Parliament of the Republic of Georgia

The Supreme Council of the Republic of Georgia (საქართველოს რესპუბლიკის უზენაესი საბჭო) was the highest unicameral legislative body in Georgia elected in the first democratic, multiparty elections in the Caucasus on October 28, 1990, while the country was still part of the Soviet Union. The Council presided over the declaration of Georgia's independence from the Soviet Union in April 1991. The legislature split into rivaling factions and became defunct after a violent coup d'état ousted President Zviad Gamsakhurdia in January 1992. A pro-Gamsakhurdia faction managed to convene for a few times in exile and again in Georgia during Gamsakhurdia's failed attempt to regain power later in 1993. The Supreme Council was succeeded – after a brief parliamentary vacuum filled by the rule of the post-coup Military Council and then the State Council – by the Parliament of Georgia elected in October 1992.
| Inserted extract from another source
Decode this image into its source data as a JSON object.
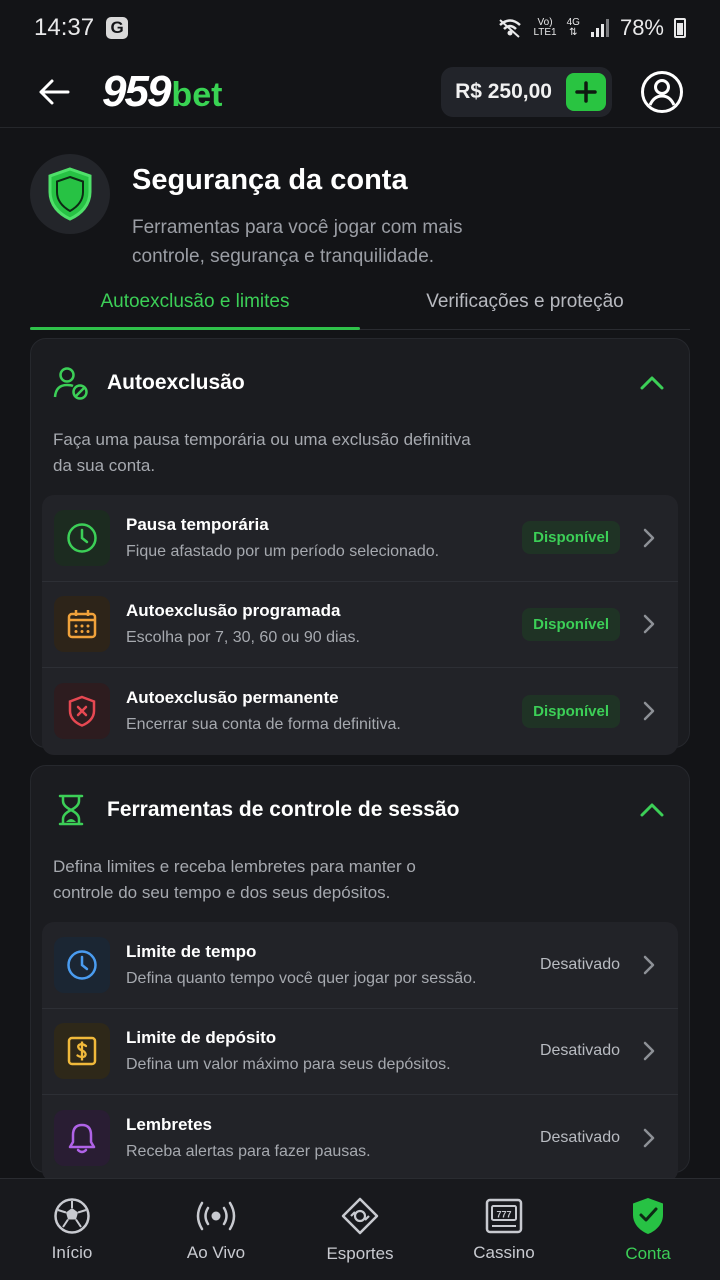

The Supreme Council of the Republic of Georgia was preceded by the Supreme Soviet of the Georgian Soviet Socialist Republic (July 1938 – November 1990), which in its turn was a successor of the Congress of Soviets of Georgia (February 1922 – July 1938).

In September 2025, 32 former deputies convened a session in Tbilisi, where they claimed to have restored the Supreme Council. The conference claimed to then make Guram Isakadze their Chairman of the Supreme Council and former finance minister, Guram Absandze their acting prime minister.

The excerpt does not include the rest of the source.